Mitochondrial diseases are devastating disorders for which there is no cure and no proven treatment. About 1 in 4000 individuals is at risk of developing a mitochondrial disease sometime in their lifetime. Half of those affected are children who show symptoms before age five, and approximately 80% of them will die before age 20. The mortality rate is roughly that of cancer. The human suffering imposed by mitochondrial and metabolic diseases is enormous, yet much work is needed to understand the genetic and environmental causes of these diseases. Mitochondrial genetic diseases are characterized by alterations in the mitochondrial genome, as point mutations, deletions, rearrangements, or depletion of the mitochondrial DNA (mtDNA). The mutation rate of the mitochondrial genome is 10–20 times greater than of nuclear DNA, and mtDNA is more prone to oxidative damage than is nuclear DNA. Mutations in human mtDNA cause premature aging, severe neuromuscular pathologies and maternally inherited metabolic diseases, and influence apoptosis.

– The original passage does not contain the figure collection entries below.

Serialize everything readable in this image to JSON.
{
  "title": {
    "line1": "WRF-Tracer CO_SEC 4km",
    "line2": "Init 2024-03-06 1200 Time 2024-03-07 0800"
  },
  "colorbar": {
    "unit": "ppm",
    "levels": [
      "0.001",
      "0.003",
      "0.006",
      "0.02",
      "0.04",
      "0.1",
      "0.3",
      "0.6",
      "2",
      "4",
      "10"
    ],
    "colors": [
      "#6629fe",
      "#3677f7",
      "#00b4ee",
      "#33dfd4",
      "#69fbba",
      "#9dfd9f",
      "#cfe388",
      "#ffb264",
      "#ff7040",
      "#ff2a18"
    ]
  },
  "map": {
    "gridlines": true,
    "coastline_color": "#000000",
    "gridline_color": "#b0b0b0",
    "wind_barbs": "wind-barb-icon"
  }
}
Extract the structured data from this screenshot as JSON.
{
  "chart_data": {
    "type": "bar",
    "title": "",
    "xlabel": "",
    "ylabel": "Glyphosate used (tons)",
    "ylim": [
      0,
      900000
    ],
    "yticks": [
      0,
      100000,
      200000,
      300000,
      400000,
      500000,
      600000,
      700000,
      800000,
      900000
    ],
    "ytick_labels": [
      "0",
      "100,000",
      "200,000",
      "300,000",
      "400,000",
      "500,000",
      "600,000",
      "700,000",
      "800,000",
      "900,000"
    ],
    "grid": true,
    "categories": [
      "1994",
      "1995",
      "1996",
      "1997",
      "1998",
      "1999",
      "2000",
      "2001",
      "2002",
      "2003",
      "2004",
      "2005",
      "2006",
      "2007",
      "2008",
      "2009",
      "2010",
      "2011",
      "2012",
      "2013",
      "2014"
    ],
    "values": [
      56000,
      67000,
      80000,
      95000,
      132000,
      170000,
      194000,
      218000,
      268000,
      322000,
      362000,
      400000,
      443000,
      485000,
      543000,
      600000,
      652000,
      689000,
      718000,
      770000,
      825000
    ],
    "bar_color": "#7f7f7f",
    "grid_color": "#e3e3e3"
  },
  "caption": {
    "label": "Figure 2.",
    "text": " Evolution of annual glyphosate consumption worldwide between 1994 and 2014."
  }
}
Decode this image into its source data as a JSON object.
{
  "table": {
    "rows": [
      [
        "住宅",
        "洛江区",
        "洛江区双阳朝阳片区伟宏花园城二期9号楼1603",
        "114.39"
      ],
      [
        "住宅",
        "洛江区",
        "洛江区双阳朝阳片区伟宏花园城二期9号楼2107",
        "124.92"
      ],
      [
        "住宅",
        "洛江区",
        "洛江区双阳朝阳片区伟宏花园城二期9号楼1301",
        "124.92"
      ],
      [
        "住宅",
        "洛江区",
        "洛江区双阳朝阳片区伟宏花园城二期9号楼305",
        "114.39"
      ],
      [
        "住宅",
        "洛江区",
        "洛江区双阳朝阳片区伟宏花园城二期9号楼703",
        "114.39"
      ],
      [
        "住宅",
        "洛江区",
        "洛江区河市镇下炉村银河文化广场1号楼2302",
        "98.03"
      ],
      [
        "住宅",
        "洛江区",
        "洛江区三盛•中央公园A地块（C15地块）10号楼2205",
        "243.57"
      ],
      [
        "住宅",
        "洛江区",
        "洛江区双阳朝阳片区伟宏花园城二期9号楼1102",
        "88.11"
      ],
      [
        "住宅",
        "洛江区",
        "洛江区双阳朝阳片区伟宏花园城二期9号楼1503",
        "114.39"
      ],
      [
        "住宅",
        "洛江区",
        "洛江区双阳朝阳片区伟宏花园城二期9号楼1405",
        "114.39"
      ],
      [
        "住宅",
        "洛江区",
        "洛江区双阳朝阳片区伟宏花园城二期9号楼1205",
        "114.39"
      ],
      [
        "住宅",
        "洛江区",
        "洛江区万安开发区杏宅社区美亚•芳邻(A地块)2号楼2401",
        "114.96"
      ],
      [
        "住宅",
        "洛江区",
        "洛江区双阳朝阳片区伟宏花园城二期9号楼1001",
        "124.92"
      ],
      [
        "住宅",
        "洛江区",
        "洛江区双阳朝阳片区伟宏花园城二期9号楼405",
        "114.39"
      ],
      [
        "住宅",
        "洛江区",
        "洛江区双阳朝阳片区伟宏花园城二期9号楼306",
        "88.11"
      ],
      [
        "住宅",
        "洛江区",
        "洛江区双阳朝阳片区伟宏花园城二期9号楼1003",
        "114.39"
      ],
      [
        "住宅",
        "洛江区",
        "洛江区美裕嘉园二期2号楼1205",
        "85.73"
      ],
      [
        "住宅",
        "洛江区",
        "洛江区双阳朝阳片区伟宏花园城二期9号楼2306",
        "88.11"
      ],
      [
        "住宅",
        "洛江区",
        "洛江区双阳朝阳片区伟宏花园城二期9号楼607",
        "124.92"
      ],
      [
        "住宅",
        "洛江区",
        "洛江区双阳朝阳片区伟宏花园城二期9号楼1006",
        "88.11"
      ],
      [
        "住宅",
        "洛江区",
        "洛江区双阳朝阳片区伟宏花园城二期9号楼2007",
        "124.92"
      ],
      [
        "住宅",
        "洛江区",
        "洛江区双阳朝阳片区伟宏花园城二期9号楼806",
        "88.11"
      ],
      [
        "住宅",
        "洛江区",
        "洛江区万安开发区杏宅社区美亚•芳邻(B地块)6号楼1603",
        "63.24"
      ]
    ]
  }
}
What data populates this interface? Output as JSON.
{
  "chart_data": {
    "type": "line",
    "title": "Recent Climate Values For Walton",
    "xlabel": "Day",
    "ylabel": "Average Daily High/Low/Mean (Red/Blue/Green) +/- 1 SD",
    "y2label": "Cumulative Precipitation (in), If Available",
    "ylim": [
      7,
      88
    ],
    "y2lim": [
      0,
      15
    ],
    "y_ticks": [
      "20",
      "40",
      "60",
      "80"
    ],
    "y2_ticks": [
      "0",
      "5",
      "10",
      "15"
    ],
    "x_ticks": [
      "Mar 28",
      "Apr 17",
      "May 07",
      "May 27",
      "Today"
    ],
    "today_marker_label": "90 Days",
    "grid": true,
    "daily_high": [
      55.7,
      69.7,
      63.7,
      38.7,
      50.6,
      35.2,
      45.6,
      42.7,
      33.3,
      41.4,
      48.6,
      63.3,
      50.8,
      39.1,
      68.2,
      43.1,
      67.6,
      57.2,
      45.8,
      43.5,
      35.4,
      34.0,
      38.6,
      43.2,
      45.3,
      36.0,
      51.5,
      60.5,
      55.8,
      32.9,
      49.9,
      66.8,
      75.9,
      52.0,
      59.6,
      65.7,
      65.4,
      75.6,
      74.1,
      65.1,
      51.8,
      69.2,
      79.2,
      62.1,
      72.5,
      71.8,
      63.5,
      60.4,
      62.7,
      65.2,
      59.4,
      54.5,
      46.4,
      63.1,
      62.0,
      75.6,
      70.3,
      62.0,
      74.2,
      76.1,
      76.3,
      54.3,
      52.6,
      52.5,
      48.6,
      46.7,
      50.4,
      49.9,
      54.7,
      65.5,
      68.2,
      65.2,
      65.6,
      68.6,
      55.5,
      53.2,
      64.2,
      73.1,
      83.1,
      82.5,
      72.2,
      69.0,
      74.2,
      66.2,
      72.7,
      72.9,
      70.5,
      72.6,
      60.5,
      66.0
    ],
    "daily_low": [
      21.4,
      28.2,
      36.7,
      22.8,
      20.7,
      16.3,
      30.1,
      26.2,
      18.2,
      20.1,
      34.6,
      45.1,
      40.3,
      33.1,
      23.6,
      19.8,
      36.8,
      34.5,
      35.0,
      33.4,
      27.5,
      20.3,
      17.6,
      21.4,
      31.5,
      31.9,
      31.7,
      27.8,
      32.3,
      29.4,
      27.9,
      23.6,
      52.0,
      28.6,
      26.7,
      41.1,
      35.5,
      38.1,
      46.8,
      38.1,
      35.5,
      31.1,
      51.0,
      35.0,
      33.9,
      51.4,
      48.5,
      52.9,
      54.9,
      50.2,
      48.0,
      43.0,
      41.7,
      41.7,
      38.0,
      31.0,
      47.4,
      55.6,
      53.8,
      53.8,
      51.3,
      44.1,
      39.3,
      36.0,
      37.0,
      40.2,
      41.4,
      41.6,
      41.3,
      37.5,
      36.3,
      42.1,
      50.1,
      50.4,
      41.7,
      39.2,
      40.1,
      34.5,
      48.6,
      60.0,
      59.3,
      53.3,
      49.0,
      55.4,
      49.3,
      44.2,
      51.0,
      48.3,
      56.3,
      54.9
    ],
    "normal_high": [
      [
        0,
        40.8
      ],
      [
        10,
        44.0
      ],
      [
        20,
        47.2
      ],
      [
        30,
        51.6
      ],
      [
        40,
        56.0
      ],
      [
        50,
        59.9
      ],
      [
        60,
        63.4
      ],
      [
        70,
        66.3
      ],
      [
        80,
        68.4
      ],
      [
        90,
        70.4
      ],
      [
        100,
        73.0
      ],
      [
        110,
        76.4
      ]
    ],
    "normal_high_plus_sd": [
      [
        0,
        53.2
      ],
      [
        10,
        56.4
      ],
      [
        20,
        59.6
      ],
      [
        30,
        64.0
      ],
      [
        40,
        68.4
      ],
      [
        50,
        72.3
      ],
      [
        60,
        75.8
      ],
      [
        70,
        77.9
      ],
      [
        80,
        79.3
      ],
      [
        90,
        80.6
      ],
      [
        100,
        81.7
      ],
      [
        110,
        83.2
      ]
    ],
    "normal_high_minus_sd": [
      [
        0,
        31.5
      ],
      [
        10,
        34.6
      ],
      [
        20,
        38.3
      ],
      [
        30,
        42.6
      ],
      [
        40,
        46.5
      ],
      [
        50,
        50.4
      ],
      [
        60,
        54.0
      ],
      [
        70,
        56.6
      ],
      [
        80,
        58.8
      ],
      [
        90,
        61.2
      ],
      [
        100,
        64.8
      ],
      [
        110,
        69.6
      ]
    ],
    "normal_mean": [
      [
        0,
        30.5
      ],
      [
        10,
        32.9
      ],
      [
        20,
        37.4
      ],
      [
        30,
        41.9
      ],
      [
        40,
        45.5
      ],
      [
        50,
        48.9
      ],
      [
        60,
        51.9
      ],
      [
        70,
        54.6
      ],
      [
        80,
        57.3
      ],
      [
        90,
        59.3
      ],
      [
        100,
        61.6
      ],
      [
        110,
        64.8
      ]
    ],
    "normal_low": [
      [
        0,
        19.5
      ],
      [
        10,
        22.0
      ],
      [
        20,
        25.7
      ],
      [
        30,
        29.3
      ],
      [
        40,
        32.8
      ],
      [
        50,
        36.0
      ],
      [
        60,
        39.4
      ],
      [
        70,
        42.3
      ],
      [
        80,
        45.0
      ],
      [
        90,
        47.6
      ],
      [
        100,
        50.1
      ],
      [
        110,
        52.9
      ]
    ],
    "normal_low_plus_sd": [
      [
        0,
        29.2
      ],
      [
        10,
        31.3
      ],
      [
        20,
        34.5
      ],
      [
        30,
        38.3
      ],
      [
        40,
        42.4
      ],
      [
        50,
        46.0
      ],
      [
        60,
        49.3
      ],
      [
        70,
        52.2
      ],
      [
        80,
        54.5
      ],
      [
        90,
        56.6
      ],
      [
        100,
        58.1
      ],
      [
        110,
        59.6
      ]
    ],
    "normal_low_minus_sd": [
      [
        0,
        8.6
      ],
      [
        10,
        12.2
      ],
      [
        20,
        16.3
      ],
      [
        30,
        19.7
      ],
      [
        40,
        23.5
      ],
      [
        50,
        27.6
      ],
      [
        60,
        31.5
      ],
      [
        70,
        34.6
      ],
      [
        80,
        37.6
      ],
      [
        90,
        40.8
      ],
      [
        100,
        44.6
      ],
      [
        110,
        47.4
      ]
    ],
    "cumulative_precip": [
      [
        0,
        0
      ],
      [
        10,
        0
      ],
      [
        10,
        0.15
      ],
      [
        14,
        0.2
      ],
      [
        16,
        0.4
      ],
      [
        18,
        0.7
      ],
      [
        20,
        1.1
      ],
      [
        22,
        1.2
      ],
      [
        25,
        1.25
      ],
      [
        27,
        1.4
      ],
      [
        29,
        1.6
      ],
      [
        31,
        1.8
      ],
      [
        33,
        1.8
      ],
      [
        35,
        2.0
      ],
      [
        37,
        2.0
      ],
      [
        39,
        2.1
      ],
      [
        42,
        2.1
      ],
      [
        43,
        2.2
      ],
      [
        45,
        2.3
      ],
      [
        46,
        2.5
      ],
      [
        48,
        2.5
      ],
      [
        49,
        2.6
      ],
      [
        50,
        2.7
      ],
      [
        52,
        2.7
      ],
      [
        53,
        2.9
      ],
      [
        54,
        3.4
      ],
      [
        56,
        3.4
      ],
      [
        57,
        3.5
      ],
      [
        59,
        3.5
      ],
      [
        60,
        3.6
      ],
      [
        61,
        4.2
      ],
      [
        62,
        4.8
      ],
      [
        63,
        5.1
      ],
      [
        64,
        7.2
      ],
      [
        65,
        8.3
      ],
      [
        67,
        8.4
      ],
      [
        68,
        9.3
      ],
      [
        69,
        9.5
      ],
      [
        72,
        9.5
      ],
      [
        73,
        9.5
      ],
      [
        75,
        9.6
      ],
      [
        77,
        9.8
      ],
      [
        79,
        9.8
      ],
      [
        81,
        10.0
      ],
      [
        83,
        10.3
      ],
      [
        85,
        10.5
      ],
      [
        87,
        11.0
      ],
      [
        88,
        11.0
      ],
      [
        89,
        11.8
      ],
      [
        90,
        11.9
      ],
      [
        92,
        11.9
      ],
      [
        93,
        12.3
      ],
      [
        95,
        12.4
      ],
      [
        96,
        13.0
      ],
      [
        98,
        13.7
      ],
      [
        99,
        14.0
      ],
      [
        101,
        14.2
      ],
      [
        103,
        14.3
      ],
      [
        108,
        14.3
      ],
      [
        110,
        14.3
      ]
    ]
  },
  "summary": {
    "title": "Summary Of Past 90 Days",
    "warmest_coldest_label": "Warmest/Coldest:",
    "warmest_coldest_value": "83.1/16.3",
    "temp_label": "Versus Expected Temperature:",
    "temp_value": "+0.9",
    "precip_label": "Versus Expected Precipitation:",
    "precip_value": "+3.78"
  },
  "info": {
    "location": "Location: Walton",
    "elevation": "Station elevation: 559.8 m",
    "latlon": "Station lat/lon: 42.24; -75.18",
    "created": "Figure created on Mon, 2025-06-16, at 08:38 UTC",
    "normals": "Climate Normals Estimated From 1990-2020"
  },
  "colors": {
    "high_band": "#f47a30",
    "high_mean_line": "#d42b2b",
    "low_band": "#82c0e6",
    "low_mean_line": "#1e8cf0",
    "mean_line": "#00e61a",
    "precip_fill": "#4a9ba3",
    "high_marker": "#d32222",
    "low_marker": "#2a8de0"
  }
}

The primary goal of the Mitochondrial DNA Replication Group is to understand the role of the replication apparatus in the production and prevention of mutations in mtDNA. Because the genetic stability of mtDNA depends on the accuracy of DNA polymerase gamma (pol γ), this project focuses on understanding the role of human pol γ in mtDNA mutagenesis. Mutations in the POLG gene for the catalytic subunit of pol γ have been linked to several mitochondrial disorders, including progressive external ophthalmoplegia, sensory and ataxic neuropathy, Alpers syndrome, and male infertility. To date, nearly 90 disease mutations and nine non-synonymous polymorphisms have been identified in the POLG coding region. The group is studying the molecular effects of disease mutations in pol γ and has developed a web-based database that lists all published mutations in the POLG coding region and describes the associated diseases.

Major areas of research:

  • Mitochondrial diseases and mitochondrial DNA replication
  • Disease mutations in the gene for DNA pol γ
  • Mitochondrial toxicity induced by anti-HIV nucleoside analogs

Current projects:

  • Characterization of the role of human pol γ in mtDNA mutagenesis
  • Study of the molecular effects of disease mutations in pol γ and development of a web-based database that lists all published mutations in the POLG coding region and describes the associated diseases
  • Elucidation of the role of the human pol γ in induced mitochondrial toxicity caused by anti-HIV nucleoside analogs

Copeland received his Ph.D. in chemistry/biochemistry from the University of Texas at Austin in 1988. He completed his postdoctoral training at Stanford University School of Medicine, Department of Pathology studying the human DNA polymerase alpha/primase complex. He has published nearly 70 articles in peer-reviewed journals. Copeland served as president of the Mitochondrion Research Society from 2005 to 2007 and is currently the chair of the grants committee for the United Mitochondrial Disease Foundation. He joined NIEHS in 1993.